Among the illustri citizens of Lazise during the Renaissance period, alongside jurist Aleardo Gafforini (1374-1455) and scholar Antonio Partenio (1456-1506), there is also to be counted the mathematician Francesco Feliciano Scolari, born around 1470 and who died at an uncertain date between 1533 and 1541. The latter, having attracted the attention of specialists, published in Venice in 1517 the «Libro de abaco» and, ten years later, three books on arithmetic and geometry with the curious title «Scala Grimaldelli», because, with the «scale», one ascends upwards, and with the «gramaldello», one opens the sealed and closed places.

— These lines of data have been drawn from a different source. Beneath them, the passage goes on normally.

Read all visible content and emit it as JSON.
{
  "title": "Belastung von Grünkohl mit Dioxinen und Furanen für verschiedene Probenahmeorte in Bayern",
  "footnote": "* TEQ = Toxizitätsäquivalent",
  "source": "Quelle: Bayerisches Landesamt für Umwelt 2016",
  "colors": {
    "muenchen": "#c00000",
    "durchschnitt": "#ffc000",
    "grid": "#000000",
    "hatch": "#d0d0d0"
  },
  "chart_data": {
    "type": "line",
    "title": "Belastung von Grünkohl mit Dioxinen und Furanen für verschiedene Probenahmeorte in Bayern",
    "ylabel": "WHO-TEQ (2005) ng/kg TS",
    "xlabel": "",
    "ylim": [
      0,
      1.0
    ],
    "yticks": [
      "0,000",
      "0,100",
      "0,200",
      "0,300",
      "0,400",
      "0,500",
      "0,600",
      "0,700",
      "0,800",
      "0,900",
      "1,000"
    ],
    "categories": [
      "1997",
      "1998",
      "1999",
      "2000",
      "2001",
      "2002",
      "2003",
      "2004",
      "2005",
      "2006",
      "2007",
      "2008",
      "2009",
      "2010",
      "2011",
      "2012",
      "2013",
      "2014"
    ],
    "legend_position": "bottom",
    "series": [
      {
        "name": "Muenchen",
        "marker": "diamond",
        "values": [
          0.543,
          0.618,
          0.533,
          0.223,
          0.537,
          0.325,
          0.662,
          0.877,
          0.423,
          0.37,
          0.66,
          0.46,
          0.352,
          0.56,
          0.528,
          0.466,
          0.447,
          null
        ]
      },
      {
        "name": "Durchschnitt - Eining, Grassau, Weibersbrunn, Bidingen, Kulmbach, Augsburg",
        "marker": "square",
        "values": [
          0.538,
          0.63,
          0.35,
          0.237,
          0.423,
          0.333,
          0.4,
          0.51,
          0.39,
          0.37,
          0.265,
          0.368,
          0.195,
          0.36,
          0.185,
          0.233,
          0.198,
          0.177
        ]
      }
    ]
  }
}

Works and Publications of Scolari

Beyond the rhetorical device, in reality, Scolari consistently addressed and explained «topics and procedures on which a growing environment, increasingly involved in affairs related to marking, required to be informed». The works proved, as highlighted in the biographical dictionary of Italians by the Istituto della Enciclopedia, «to be of great fortune, evidenced by the numerous editions following those years, including posthumous ones».

Such works, as early as the 18th century, Francesco Fontana, another distinguished citizen of Lazise, claimed to own and described as «very rare», but which had never reached the Municipality of Lazise through a testamentary inheritance. Precisely to fill this felt void, the Municipal Administration, taking advantage of a favorable offer, purchased the rare volume, which is 22 centimeters tall.

This fine copy is printed in octavo on fine paper, with a contemporary half parchment cover featuring a gold inlay on the spine. The volume has 8-240 pages, with many engravings, diagrams, and geometric figures inserted into the text and reproduced using xylographic technique.

The font used is a Renaissance round serif type reminiscent of the combinations of Francesco Griffo (Venetian printer of Aldo Manuzio editions) and the meticulousness of Claude Garamond; the page margins are also wide and well proportioned.

«An edition of the Scala Grimaldelli», notes Municipal Councilor Sergio Marconi, an expert in these matters, «very important due to the addition of “De problemi per l’algebra” at the end, which bears the acronym B.B., conjectured by Riccardi to be by Bernardino Baldi».